Just finished review and technically they were within plan. I could nitpick them and say the PA was too sloppy for a long reversal or the following reverse trade going short also too sloppy to take but that's kinda of hind sighting it. Sometimes it still feels like I'm learning my set ups and other days they're as clear as day. I think maybe it was just a day the set ups weren't working. Gotta run, got a guitar lesson.
Or by chance was it a day where the PA jitters creeped into your head - and had an affect Not accusatory - rather asking And yeah all roads I'm thinking about lead back to disassociating yourself more RN
Too much thinking today. I'm trying be absolutely sure my set ups are valid. It's slowing me down and taking me out of the 'flow'. Missed one trade due to over analysis and didn't get the order in quick enough. Overall felt stiff today. A failed set up that I would normally reverse on I just froze trying to name the set up. Made a mistake and exited a trade too soon on normal PB. That would have been the best trade of the day. There is very little room for error in trading. Emotionally felt fine. A little frustrated but was able to let go. More technical errors than emotional today. But then aren't those the same thing? Certainly on the early exit it was a poor emotional reaction. Honestly I think the time change (day light savings) is effecting me too. Even though gained an hour it always takes me a week to adjust. Back at it tomorrow.
If you read back over your last several post - you are in a loop Break the damn thing And quit making excuses You fucked up - because you fucked up..., stop it btw..., When I fuck up - its because I fucked up - period ============== Feel free to cuss me out..., call me a prick But once over being pissed about what I said above - fix it..., else it will never get fixed ========================= I will not allow you to back up - either move forward..., or call it quits You've been at this very same place before - last year tax time came along and you had an out No outs J - fix this and move on... Break the loop You know how to trade - your methodology / skills are way past more than adequate Now..., become a damn trader Your prick of a friend RN
J I'm not an expert by any means but it really helped me last week I told RN I didn't know if I was cut out for this and he told me it was my decision I decided to keep trying because I had not really followed my plan . I knew my plan made money so I concentrated on keeping my losses small and it has helped me tremendously . I know I still need to work on my entries and letting my winners run but now that I trust myself to cut my losses its been a lot less stressful.

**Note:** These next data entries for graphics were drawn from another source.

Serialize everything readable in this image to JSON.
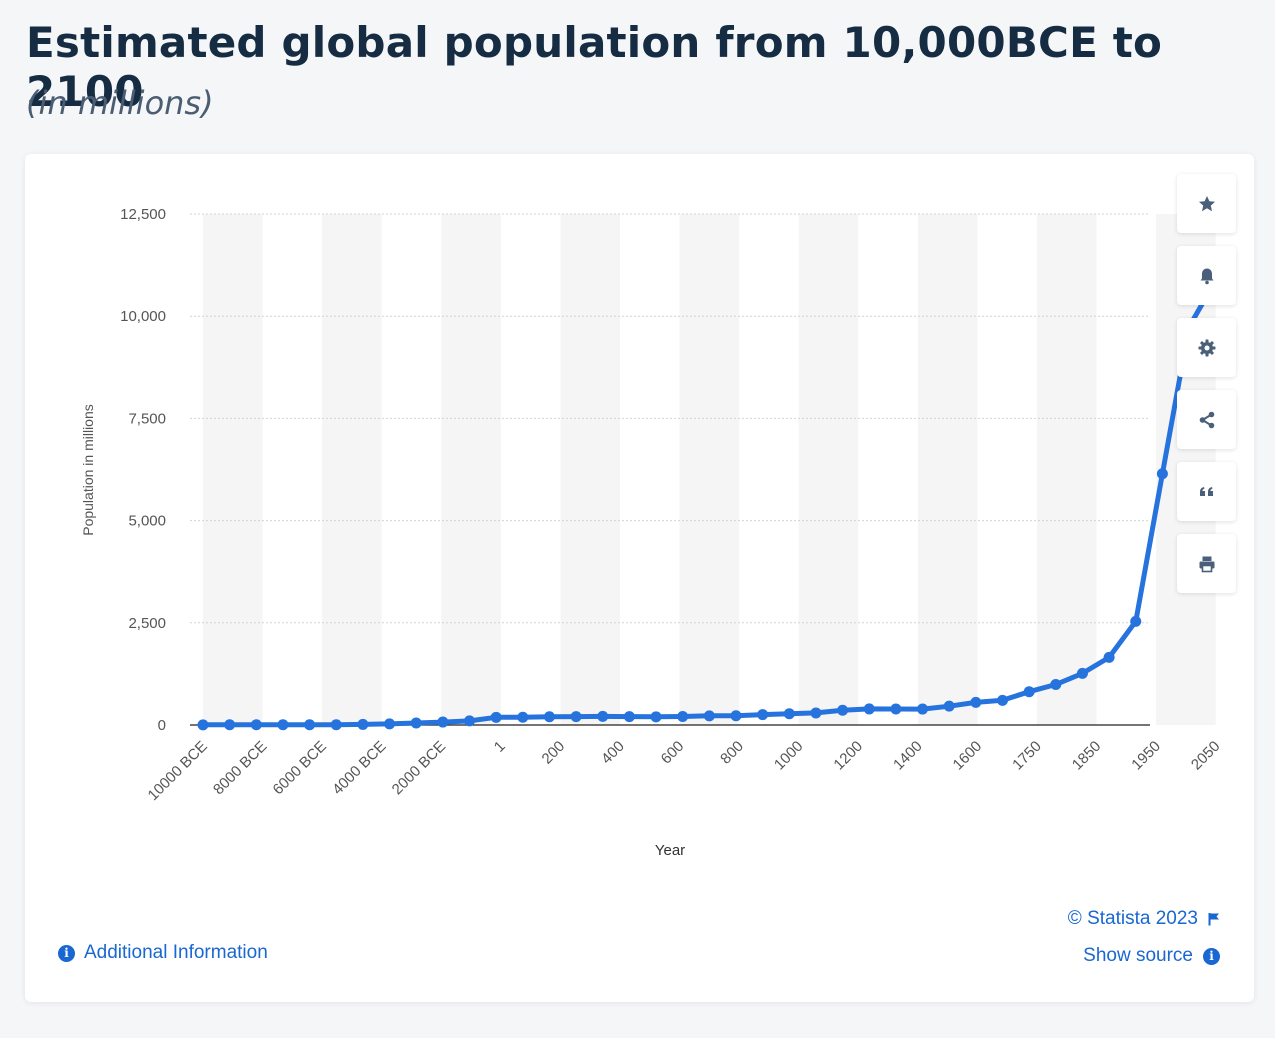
{
  "header": {
    "title": "Estimated global population from 10,000BCE to 2100",
    "subtitle": "(in millions)"
  },
  "toolbar": {
    "buttons": [
      {
        "name": "favorite-button",
        "icon": "star-icon"
      },
      {
        "name": "notification-button",
        "icon": "bell-icon"
      },
      {
        "name": "settings-button",
        "icon": "gear-icon"
      },
      {
        "name": "share-button",
        "icon": "share-icon"
      },
      {
        "name": "cite-button",
        "icon": "quote-icon"
      },
      {
        "name": "print-button",
        "icon": "printer-icon"
      }
    ]
  },
  "footer": {
    "additional_info": "Additional Information",
    "copyright": "© Statista 2023",
    "show_source": "Show source"
  },
  "colors": {
    "line": "#2673dd",
    "link": "#1967d2",
    "band": "#f5f5f6",
    "grid": "#cfd3d8"
  },
  "chart_data": {
    "type": "line",
    "title": "",
    "xlabel": "Year",
    "ylabel": "Population in millions",
    "ylim": [
      0,
      12500
    ],
    "yticks": [
      0,
      2500,
      5000,
      7500,
      10000,
      12500
    ],
    "ytick_labels": [
      "0",
      "2,500",
      "5,000",
      "7,500",
      "10,000",
      "12,500"
    ],
    "grid": true,
    "x_labels": [
      "10000 BCE",
      "8000 BCE",
      "6000 BCE",
      "4000 BCE",
      "2000 BCE",
      "1",
      "200",
      "400",
      "600",
      "800",
      "1000",
      "1200",
      "1400",
      "1600",
      "1750",
      "1850",
      "1950",
      "2050"
    ],
    "series": [
      {
        "values": [
          4,
          5,
          5,
          7,
          5,
          7,
          14,
          27,
          50,
          72,
          100,
          188,
          190,
          202,
          205,
          210,
          206,
          200,
          207,
          224,
          226,
          254,
          276,
          295,
          360,
          393,
          392,
          390,
          461,
          554,
          603,
          814,
          990,
          1263,
          1654,
          2536,
          6145,
          9735,
          10875
        ]
      }
    ]
  }
}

LOL. Of course I'm not pissed at you for offering an honest opinion and tons of advice, help and patience. And you're right I fucked up. I know that. There's no quitting so I will have to move forward. Geezus, it's just patience and objective focus. I can do that. Thanks RN. Your struggling trader of a friend, soon to be consistent trader of a friend, jas
Great thread here Jas. Great of RN to be so helpful. I just wanted to encourage you. I read something a while back in this thread from RN, who stated something along the lines of "it's time you walk right up to the edge of that cliff, knowing full well there's an abyss, and trust that you won't fall into it". I'm brand spanking new here. But even noobs can encourage. You get to decide what to do, as scary and torturous as it sounds. Sometimes in life, when we, with trust, approach something that's impossible, incomprehensible, we have to take one step forward, and die to ourselves. Your choice, and I think you'll ultimately surprise yourself, should your choice be right. Keep on man. Or don't. But here we are. BTW --> Where are all the damn charts around like thread 70? Here and in SLUGARS, great conversation, about charts, that don't exist. ARGH.
thanks Slugar. Glad to hear you're making progress and sticking with it. I'm fine at cutting losses. Too good in fact. I need to give my trades a bit more time in certain situations. It's a bad habit I need to break. I've been able to do it before(hold when I'm supposed to) but not consistent yet I guess.